There would be cries of triumph as a fruit the size of an armoured tortoise would yield a prince of a conker and equally impassioned howls of dismay if coconut sized trophy contained only the dreaded waterbelly – a conker with a liquid centre – or a couple of undeveloped albino freaks.

Few experiences matched the day when an unpromising shrivelled brown case was cracked open to reveal a glittering chestnut paragon.

Then came the division of spoils, followed by the ceremonial making the hole in the conkers through which the string – or more usually boot laces – had to be threaded.

Purloined hat-pins, meat skewers, knitting needles and nails were all deployed to make the holes, and arcane rules deployed to actually play the game. Conkers were graded on how many other conkers they had shattered, but if two eighters came into opposition, the victor became a 16-er, and so it went on.

There were stories of malpractice, involving soaking conkers in vinegar and baking them in the oven to toughen them up, but cheats were soon winkled out, given away by the tell-tale chip shop smell about their person.

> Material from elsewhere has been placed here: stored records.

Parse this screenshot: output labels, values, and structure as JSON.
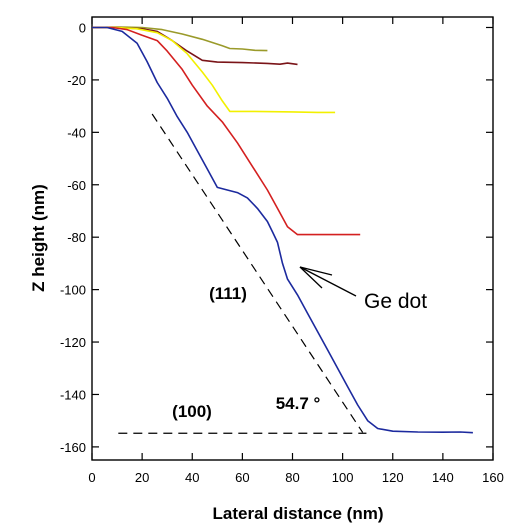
{
  "chart_data": {
    "type": "line",
    "title": "",
    "xlabel": "Lateral distance (nm)",
    "ylabel": "Z height (nm)",
    "xlim": [
      0,
      160
    ],
    "ylim": [
      -165,
      4
    ],
    "xticks": [
      0,
      20,
      40,
      60,
      80,
      100,
      120,
      140,
      160
    ],
    "yticks": [
      0,
      -20,
      -40,
      -60,
      -80,
      -100,
      -120,
      -140,
      -160
    ],
    "grid": false,
    "legend": "none",
    "series": [
      {
        "color": "#9a9a2a",
        "points": [
          [
            0,
            0
          ],
          [
            10,
            0.2
          ],
          [
            20,
            0
          ],
          [
            28,
            -0.8
          ],
          [
            36,
            -2.5
          ],
          [
            44,
            -4.5
          ],
          [
            52,
            -7
          ],
          [
            55,
            -8
          ],
          [
            60,
            -8.2
          ],
          [
            65,
            -8.7
          ],
          [
            70,
            -8.8
          ]
        ]
      },
      {
        "color": "#7a1418",
        "points": [
          [
            0,
            0
          ],
          [
            10,
            0
          ],
          [
            20,
            -0.5
          ],
          [
            26,
            -1.5
          ],
          [
            32,
            -5
          ],
          [
            38,
            -9
          ],
          [
            44,
            -12.5
          ],
          [
            50,
            -13.2
          ],
          [
            60,
            -13.4
          ],
          [
            70,
            -13.7
          ],
          [
            75,
            -14
          ],
          [
            78,
            -13.6
          ],
          [
            82,
            -14.1
          ]
        ]
      },
      {
        "color": "#f2f000",
        "points": [
          [
            0,
            0
          ],
          [
            10,
            0
          ],
          [
            18,
            -0.5
          ],
          [
            26,
            -2
          ],
          [
            32,
            -5
          ],
          [
            38,
            -10
          ],
          [
            44,
            -17
          ],
          [
            48,
            -22
          ],
          [
            52,
            -28
          ],
          [
            55,
            -32
          ],
          [
            65,
            -32
          ],
          [
            80,
            -32.2
          ],
          [
            90,
            -32.4
          ],
          [
            97,
            -32.4
          ]
        ]
      },
      {
        "color": "#d42020",
        "points": [
          [
            0,
            0
          ],
          [
            8,
            0
          ],
          [
            14,
            -0.8
          ],
          [
            20,
            -3
          ],
          [
            26,
            -5
          ],
          [
            30,
            -9
          ],
          [
            36,
            -16
          ],
          [
            40,
            -22
          ],
          [
            46,
            -30
          ],
          [
            52,
            -36
          ],
          [
            58,
            -44
          ],
          [
            64,
            -53
          ],
          [
            70,
            -62
          ],
          [
            74,
            -69
          ],
          [
            78,
            -76
          ],
          [
            82,
            -79
          ],
          [
            90,
            -79
          ],
          [
            100,
            -79
          ],
          [
            107,
            -79
          ]
        ]
      },
      {
        "color": "#1c2a9e",
        "points": [
          [
            0,
            0
          ],
          [
            6,
            0
          ],
          [
            12,
            -1.5
          ],
          [
            18,
            -6
          ],
          [
            22,
            -13
          ],
          [
            26,
            -21
          ],
          [
            30,
            -27
          ],
          [
            34,
            -34
          ],
          [
            38,
            -40
          ],
          [
            42,
            -47
          ],
          [
            46,
            -54
          ],
          [
            50,
            -61
          ],
          [
            54,
            -62
          ],
          [
            58,
            -63
          ],
          [
            62,
            -65
          ],
          [
            66,
            -69
          ],
          [
            70,
            -74
          ],
          [
            72,
            -78
          ],
          [
            74,
            -82
          ],
          [
            76,
            -90
          ],
          [
            78,
            -96
          ],
          [
            82,
            -102
          ],
          [
            86,
            -109
          ],
          [
            90,
            -116
          ],
          [
            94,
            -123
          ],
          [
            98,
            -130
          ],
          [
            102,
            -137
          ],
          [
            106,
            -144
          ],
          [
            110,
            -150
          ],
          [
            114,
            -153
          ],
          [
            120,
            -154
          ],
          [
            130,
            -154.3
          ],
          [
            140,
            -154.4
          ],
          [
            147,
            -154.3
          ],
          [
            152,
            -154.6
          ]
        ]
      }
    ],
    "reference_lines": [
      {
        "style": "dashed",
        "points": [
          [
            10.5,
            -154.8
          ],
          [
            109.5,
            -154.8
          ]
        ]
      },
      {
        "style": "dashed",
        "points": [
          [
            24,
            -33
          ],
          [
            108,
            -154.5
          ]
        ]
      }
    ],
    "annotations": {
      "plane_111": "(111)",
      "plane_100": "(100)",
      "angle": "54.7 °",
      "ge_dot": "Ge dot"
    }
  }
}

But how times have changed, for when I took Elise on our conkering expedition, I expected the roadside trees that were to be our first port of call to have been stripped bare. Far from it – the ground was littered with shells and the branches fairly groaning under the weight of conkers adorning their limbs like baubles on a Christmas tree.

I was able to lift her up and let her pick the spiky balls from the tree, and she was delighted when I threw a stick aloft to bring down a rich harvest of conkers like the heads of so many medieval maces

She was even more delighted when a stick, which had been lodged in the tree after my earlier failed attempt to dislodge fruit, came down unexpectedly and hit me on the head.